Parity bits helps to reconstruct the data if at most one data is lost from the disks.

Cons of RAID 4

Extra space for Parity is required.
If there is more than one data loss from multiple disks then Parity cannot help us reconstruct the data.

RAID 5

RAID 5 is similar to RAID 4 with only one difference. The parity Rotates among the Disks.

Let's see an example of RAID 5 implementation:

DISK 0	DISK 1	DISK 2	DISK 3
0	1	0	P0
1	1	P1	0
1	P2	0	1
P3	1	0	0

Here We can see the rotation of Parity bits from Disk 3 to Disk 1.

Pros of RAID 5

Parity is distributed over the disk and makes the performance better.
Data can be reconstructed using parity bits.

Cons of RAID 5

Parity bits are useful only when there is data loss in at most one Disk. If there is loss in more than one Disk Block then parity is of no use.
Extra space for parity is required.

RAID 6

If there is more than one Disk failure, then RAID 6 implementation helps in that case. In RAID 6 there are two parity in each array/row. It is similar to RAID 5 with extra parity.
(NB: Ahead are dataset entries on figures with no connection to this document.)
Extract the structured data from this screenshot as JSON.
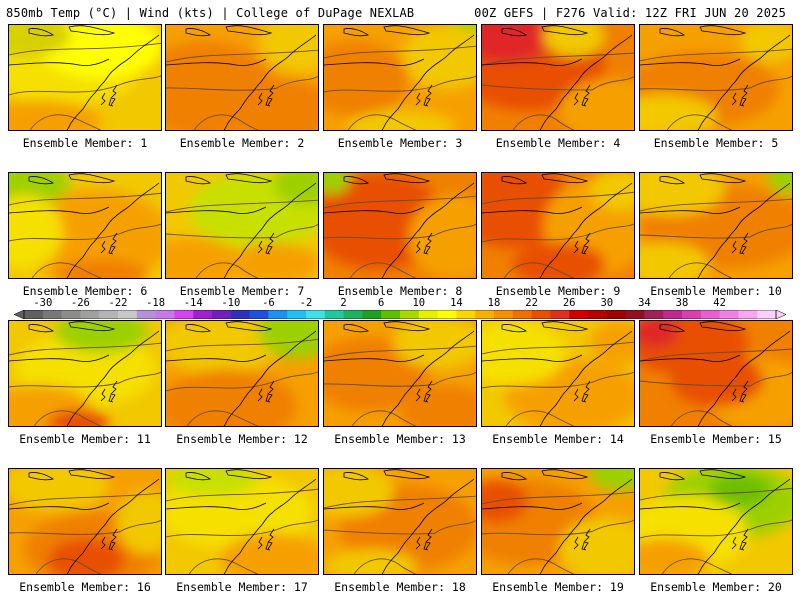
{
  "header": {
    "left": "850mb Temp (°C) | Wind (kts) | College of DuPage NEXLAB",
    "right": "00Z GEFS | F276 Valid: 12Z FRI JUN 20 2025"
  },
  "member_prefix": "Ensemble Member:",
  "members": [
    {
      "label": "Ensemble Member: 1",
      "base": "#f2c800",
      "blobs": [
        [
          "#f5e000",
          0.35,
          0.4,
          0.5,
          0.35
        ],
        [
          "#f6a000",
          0.2,
          0.9,
          0.4,
          0.2
        ],
        [
          "#ffff00",
          0.6,
          0.2,
          0.4,
          0.3
        ],
        [
          "#d8d000",
          0.1,
          0.1,
          0.3,
          0.2
        ]
      ]
    },
    {
      "label": "Ensemble Member: 2",
      "base": "#f6a000",
      "blobs": [
        [
          "#f08000",
          0.25,
          0.6,
          0.45,
          0.45
        ],
        [
          "#f2c800",
          0.9,
          0.15,
          0.3,
          0.3
        ],
        [
          "#f08000",
          0.75,
          0.8,
          0.35,
          0.3
        ]
      ]
    },
    {
      "label": "Ensemble Member: 3",
      "base": "#f6a000",
      "blobs": [
        [
          "#9ed000",
          0.95,
          0.1,
          0.15,
          0.25
        ],
        [
          "#f2c800",
          0.8,
          0.3,
          0.3,
          0.3
        ],
        [
          "#f08000",
          0.2,
          0.5,
          0.35,
          0.35
        ],
        [
          "#f2c800",
          0.5,
          0.95,
          0.35,
          0.15
        ]
      ]
    },
    {
      "label": "Ensemble Member: 4",
      "base": "#f08000",
      "blobs": [
        [
          "#e85000",
          0.3,
          0.35,
          0.5,
          0.45
        ],
        [
          "#e02828",
          0.15,
          0.1,
          0.3,
          0.25
        ],
        [
          "#f6a000",
          0.85,
          0.8,
          0.35,
          0.3
        ],
        [
          "#f2c800",
          0.6,
          0.1,
          0.2,
          0.2
        ]
      ]
    },
    {
      "label": "Ensemble Member: 5",
      "base": "#f6a000",
      "blobs": [
        [
          "#f08000",
          0.4,
          0.6,
          0.5,
          0.35
        ],
        [
          "#f2c800",
          0.15,
          0.85,
          0.35,
          0.2
        ],
        [
          "#f2c800",
          0.85,
          0.15,
          0.2,
          0.2
        ]
      ]
    },
    {
      "label": "Ensemble Member: 6",
      "base": "#f2c800",
      "blobs": [
        [
          "#f6a000",
          0.55,
          0.6,
          0.5,
          0.45
        ],
        [
          "#9ed000",
          0.1,
          0.1,
          0.3,
          0.2
        ],
        [
          "#f5e000",
          0.1,
          0.55,
          0.25,
          0.35
        ],
        [
          "#f08000",
          0.6,
          0.95,
          0.3,
          0.15
        ]
      ]
    },
    {
      "label": "Ensemble Member: 7",
      "base": "#f2c800",
      "blobs": [
        [
          "#c8e000",
          0.6,
          0.35,
          0.45,
          0.35
        ],
        [
          "#f6a000",
          0.15,
          0.85,
          0.35,
          0.25
        ],
        [
          "#f6a000",
          0.7,
          0.85,
          0.3,
          0.2
        ],
        [
          "#9ed000",
          0.9,
          0.1,
          0.2,
          0.2
        ]
      ]
    },
    {
      "label": "Ensemble Member: 8",
      "base": "#f08000",
      "blobs": [
        [
          "#e85000",
          0.35,
          0.45,
          0.45,
          0.45
        ],
        [
          "#f6a000",
          0.85,
          0.6,
          0.3,
          0.4
        ],
        [
          "#9ed000",
          0.05,
          0.05,
          0.12,
          0.15
        ]
      ]
    },
    {
      "label": "Ensemble Member: 9",
      "base": "#f08000",
      "blobs": [
        [
          "#e85000",
          0.2,
          0.3,
          0.4,
          0.4
        ],
        [
          "#f6a000",
          0.75,
          0.5,
          0.35,
          0.45
        ],
        [
          "#f2c800",
          0.9,
          0.15,
          0.2,
          0.2
        ],
        [
          "#e85000",
          0.5,
          0.85,
          0.3,
          0.2
        ]
      ]
    },
    {
      "label": "Ensemble Member: 10",
      "base": "#f6a000",
      "blobs": [
        [
          "#f08000",
          0.55,
          0.5,
          0.55,
          0.4
        ],
        [
          "#f2c800",
          0.2,
          0.15,
          0.35,
          0.25
        ],
        [
          "#9ed000",
          0.95,
          0.05,
          0.12,
          0.15
        ],
        [
          "#f2c800",
          0.15,
          0.85,
          0.3,
          0.2
        ]
      ]
    },
    {
      "label": "Ensemble Member: 11",
      "base": "#f2c800",
      "blobs": [
        [
          "#f5e000",
          0.5,
          0.45,
          0.45,
          0.35
        ],
        [
          "#9ed000",
          0.6,
          0.1,
          0.3,
          0.2
        ],
        [
          "#f6a000",
          0.2,
          0.85,
          0.35,
          0.25
        ],
        [
          "#e85000",
          0.45,
          0.95,
          0.2,
          0.12
        ]
      ]
    },
    {
      "label": "Ensemble Member: 12",
      "base": "#f6a000",
      "blobs": [
        [
          "#f2c800",
          0.35,
          0.2,
          0.4,
          0.3
        ],
        [
          "#9ed000",
          0.85,
          0.1,
          0.25,
          0.25
        ],
        [
          "#f08000",
          0.4,
          0.8,
          0.45,
          0.35
        ]
      ]
    },
    {
      "label": "Ensemble Member: 13",
      "base": "#f6a000",
      "blobs": [
        [
          "#f08000",
          0.3,
          0.5,
          0.4,
          0.35
        ],
        [
          "#f2c800",
          0.75,
          0.2,
          0.3,
          0.25
        ],
        [
          "#f08000",
          0.8,
          0.85,
          0.3,
          0.25
        ]
      ]
    },
    {
      "label": "Ensemble Member: 14",
      "base": "#f2c800",
      "blobs": [
        [
          "#f6a000",
          0.6,
          0.7,
          0.45,
          0.35
        ],
        [
          "#f5e000",
          0.2,
          0.3,
          0.35,
          0.3
        ],
        [
          "#f6a000",
          0.9,
          0.2,
          0.2,
          0.2
        ]
      ]
    },
    {
      "label": "Ensemble Member: 15",
      "base": "#f08000",
      "blobs": [
        [
          "#e85000",
          0.3,
          0.2,
          0.4,
          0.3
        ],
        [
          "#f6a000",
          0.8,
          0.7,
          0.35,
          0.35
        ],
        [
          "#e02828",
          0.1,
          0.1,
          0.15,
          0.15
        ],
        [
          "#e85000",
          0.5,
          0.55,
          0.3,
          0.25
        ]
      ]
    },
    {
      "label": "Ensemble Member: 16",
      "base": "#f6a000",
      "blobs": [
        [
          "#f08000",
          0.55,
          0.75,
          0.45,
          0.35
        ],
        [
          "#e85000",
          0.5,
          0.85,
          0.25,
          0.2
        ],
        [
          "#f2c800",
          0.3,
          0.15,
          0.35,
          0.25
        ],
        [
          "#f2c800",
          0.9,
          0.5,
          0.2,
          0.3
        ]
      ]
    },
    {
      "label": "Ensemble Member: 17",
      "base": "#f2c800",
      "blobs": [
        [
          "#f5e000",
          0.45,
          0.4,
          0.5,
          0.35
        ],
        [
          "#c8e000",
          0.3,
          0.1,
          0.3,
          0.15
        ],
        [
          "#f6a000",
          0.7,
          0.85,
          0.35,
          0.25
        ]
      ]
    },
    {
      "label": "Ensemble Member: 18",
      "base": "#f6a000",
      "blobs": [
        [
          "#f08000",
          0.55,
          0.55,
          0.45,
          0.4
        ],
        [
          "#f2c800",
          0.15,
          0.2,
          0.3,
          0.25
        ],
        [
          "#f2c800",
          0.3,
          0.9,
          0.3,
          0.15
        ]
      ]
    },
    {
      "label": "Ensemble Member: 19",
      "base": "#f6a000",
      "blobs": [
        [
          "#f08000",
          0.3,
          0.5,
          0.45,
          0.4
        ],
        [
          "#e85000",
          0.1,
          0.3,
          0.2,
          0.2
        ],
        [
          "#9ed000",
          0.9,
          0.05,
          0.2,
          0.15
        ],
        [
          "#f2c800",
          0.8,
          0.75,
          0.3,
          0.3
        ]
      ]
    },
    {
      "label": "Ensemble Member: 20",
      "base": "#f2c800",
      "blobs": [
        [
          "#9ed000",
          0.6,
          0.3,
          0.45,
          0.35
        ],
        [
          "#f5e000",
          0.3,
          0.6,
          0.4,
          0.35
        ],
        [
          "#f6a000",
          0.15,
          0.85,
          0.3,
          0.2
        ],
        [
          "#6cbf00",
          0.65,
          0.2,
          0.2,
          0.15
        ]
      ]
    }
  ],
  "colorbar": {
    "ticks": [
      "-30",
      "-26",
      "-22",
      "-18",
      "-14",
      "-10",
      "-6",
      "-2",
      "2",
      "6",
      "10",
      "14",
      "18",
      "22",
      "26",
      "30",
      "34",
      "38",
      "42"
    ],
    "colors": [
      "#606060",
      "#787878",
      "#8c8c8c",
      "#a0a0a0",
      "#b4b4b4",
      "#c8c8c8",
      "#b890d8",
      "#c878e8",
      "#d840f0",
      "#a020d0",
      "#7020c0",
      "#3030c0",
      "#2050e0",
      "#2090f0",
      "#20c0f0",
      "#40e0e8",
      "#20c8a0",
      "#20b060",
      "#20a020",
      "#60c000",
      "#a8d800",
      "#e8f000",
      "#ffff00",
      "#f8d800",
      "#f6b000",
      "#f69000",
      "#f07000",
      "#e85000",
      "#e03020",
      "#d00000",
      "#b80000",
      "#a00000",
      "#901020",
      "#a0205a",
      "#c02890",
      "#d840b0",
      "#e860d0",
      "#f080e8",
      "#f8a8f0",
      "#fcd0f8"
    ]
  }
}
Let's See RAID 6 with the help of an example :

DISK 0	DISK 1	DISK 2	DISK 3
0	1	Q0	P0
1	Q1	P1	0
Q2	P2	0	1
P3	1	0	Q3

Here P0,P1,P2,P3 and Q0,Q1,Q2,Q3 are two parity to reconstruct the data if atmost two disks fail.

Pros of RAID 6

More parity helps in reconstructing at most 2 Disk data.

Cons of RAID 6

Extra space is used for both parities. (P and Q).
More than 2 disk failures can not be corrected.

Conclusion

RAID is used to backup the data when a disk fails for some reason.
RAID 0 implements data striping.
RAID 1 implements mirroring which creates redundant data.
RAID 2 uses Hamming code Error Detection method to correct error in data.
RAID 3 does byte-level data striping and has parity bits for each data word.
RAID 4 does block-level data striping.
RAID 5 has rotating parity across the disks.
RAID 6 has two parity which can handle at most two disk failures.